Katrina's Silver Lining: A Renaissance Of Startups And Angels

This post originally appeared on Forbes.com

Editor’s Note:  ACA’s annual Fall workshop, now called the Angel Insights Exchange, will be in New Orleans on November 9-10.  We picked New Orleans not only for its iconic activities and food, but because it has a growing entrepreneurial vibrance.  Here’s a taste of the city’s growth in the form of the NO/LA Angel Network.

Despite the devastation Hurricane Katrina caused 10 years ago, the huge disaster that hit New Orleans brought a silver lining. With a giant microscope on the area, young people were drawn to New Orleans and the surrounding region to help.

In the years immediately following Katrina, young people turned out in droves. They came to volunteer, to rebuild and to educate children, but then something interesting happened. Many liked the area and stayed. Their friends came too. Over time all these new NO/LA (New Orleans/ Louisiana) residents perpetuated an explosion of entrepreneurial activity—something the area desperately needed.

New Orleans now sports a thriving ecosystem of startups and innovation.  Ideas and entrepreneurs come out of universities in the New Orleans-Baton Rouge corridor and a growing set of incubators, accelerators and other programs are there to support them.

Among this new growth is the NO/LA Angel Network (NO/LAAN). Mike Eckert is the founder/chairman of NO/LAAN and an Angel Capital Association (ACA) Board member. “The availability of organized early stage capital in New Orleans pre-Katrina was very limited,” he said. “As a result, promising entrepreneurial ideas were not getting funded or entrepreneurs had to leave the area to obtain the funding they needed.” Thankfully, things have changed.

Eckert, former CEO of the Weather Channel and leader of angel investing groups in other markets, is a fairly recent transplant to New Orleans. For several years he had visited the area thanks to family, but then he moved there and saw for himself the explosion of post-Katrina entrepreneurial activity. Many people were innovating and building.  What was missing was a strong early-stage capital base.  The timing was right for the formation of a sophisticated angel investor group.  The entrepreneurs were there, accelerators and incubators were forming, and investors were ready to organize and support the entrepreneurial growth. In early 2014 many interested investors came to exploratory meetings, and then the NO/LA Angel Network (NO/LAAN) was born.

The growth of NO/LAAN in such a short period of time shows just how active the area is today; it has grown to 106 members in just 1.5 years. Most angel groups across the country have closer to 68 members, with growth occurring over a much longer period of time.

Members of NO/LAAN range from long-time locals to “new blood” who bring with them experience as angels in other parts of the nation and at other startups. NO/LAAN members have a wide range of backgrounds: executives, lawyers, doctors, family offices, and entrepreneurs. About 10 percent of its membership is women. There are a good number of young people as well.

The growth so far has been encouraging, and it seems as if the angel growth occurring in New Orleans and throughout Louisiana is just the beginning - and it is spreading fast. Pockets of interest are springing up across Louisiana, and NO/LAAN is reaching out to an impressive six other economic areas in the state to help build angel groups in these markets.

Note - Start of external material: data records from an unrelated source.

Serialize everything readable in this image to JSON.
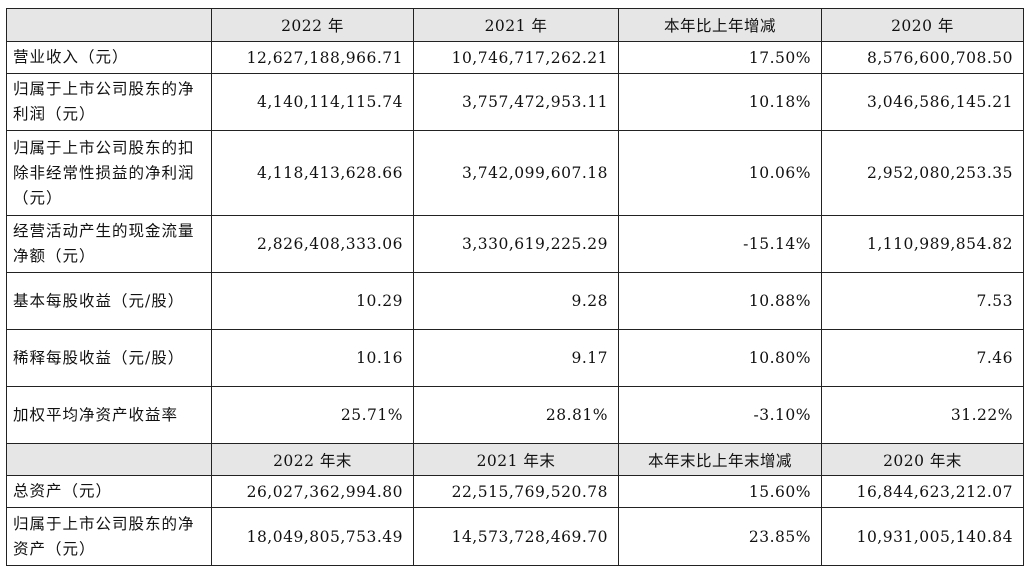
{
  "header1": [
    "",
    "2022 年",
    "2021 年",
    "本年比上年增减",
    "2020 年"
  ],
  "rows1": [
    {
      "label": "营业收入（元）",
      "v": [
        "12,627,188,966.71",
        "10,746,717,262.21",
        "17.50%",
        "8,576,600,708.50"
      ]
    },
    {
      "label": "归属于上市公司股东的净利润（元）",
      "v": [
        "4,140,114,115.74",
        "3,757,472,953.11",
        "10.18%",
        "3,046,586,145.21"
      ]
    },
    {
      "label": "归属于上市公司股东的扣除非经常性损益的净利润（元）",
      "v": [
        "4,118,413,628.66",
        "3,742,099,607.18",
        "10.06%",
        "2,952,080,253.35"
      ]
    },
    {
      "label": "经营活动产生的现金流量净额（元）",
      "v": [
        "2,826,408,333.06",
        "3,330,619,225.29",
        "-15.14%",
        "1,110,989,854.82"
      ]
    },
    {
      "label": "基本每股收益（元/股）",
      "v": [
        "10.29",
        "9.28",
        "10.88%",
        "7.53"
      ]
    },
    {
      "label": "稀释每股收益（元/股）",
      "v": [
        "10.16",
        "9.17",
        "10.80%",
        "7.46"
      ]
    },
    {
      "label": "加权平均净资产收益率",
      "v": [
        "25.71%",
        "28.81%",
        "-3.10%",
        "31.22%"
      ]
    }
  ],
  "header2": [
    "",
    "2022 年末",
    "2021 年末",
    "本年末比上年末增减",
    "2020 年末"
  ],
  "rows2": [
    {
      "label": "总资产（元）",
      "v": [
        "26,027,362,994.80",
        "22,515,769,520.78",
        "15.60%",
        "16,844,623,212.07"
      ]
    },
    {
      "label": "归属于上市公司股东的净资产（元）",
      "v": [
        "18,049,805,753.49",
        "14,573,728,469.70",
        "23.85%",
        "10,931,005,140.84"
      ]
    }
  ]
}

“We are in the process of building a state angel investing network,” Eckert said. “I’m thrilled. The energy down here is beyond anything I’ve seen anywhere else.”  

The support of NO/LAAN has been vital to the area’s emerging success. Members hold two meetings per month with incubators and universities, offering angel investor roundtables and office hours where investors meet with companies and entrepreneurs to provide hands-on guidance. It’s impressive the amount of assistance they are offering, and a huge boost to the entire early stage ecosystem.

The group has also made a good start in making investments.  In less than a year, NO/LAAN has made six investments including second investments for two companies, for a total of $2 million. Those numbers are on par with average numbers for angel group activity in other areas. It’s really quite remarkable.

NO/LAAN members are seeing investment opportunities from all over Louisiana.  Two thirds of the group’s deal flow comes from Louisiana and half of this is from the New Orleans metro area.  Deals range from energy, to battery technology, to bio-science, to packaging and more, thanks to new hospitals and research and development facilities in the area.

Because of this growth and opportunity, ACA has chosen New Orleans to host its November Angel Insights Exchange conference in New Orleans.  This will bring ACA members from across the US and Canada to New Orleans and provide an opportunity to experience some of NO/LA’s silver lining entrepreneurial culture while sharing new ideas for angel investing. (I’m sure angels are also looking forward to checking out NO/LA’s renowned restaurants, another part of the city’s growing business community.)

Ten years after Katrina, it’s amazing to realize how far New Orleans has come.  A lot was lost in the hurricane, but the bounce back has been impressive.  No doubt this is just the start. It will be interesting to see this renaissance continue.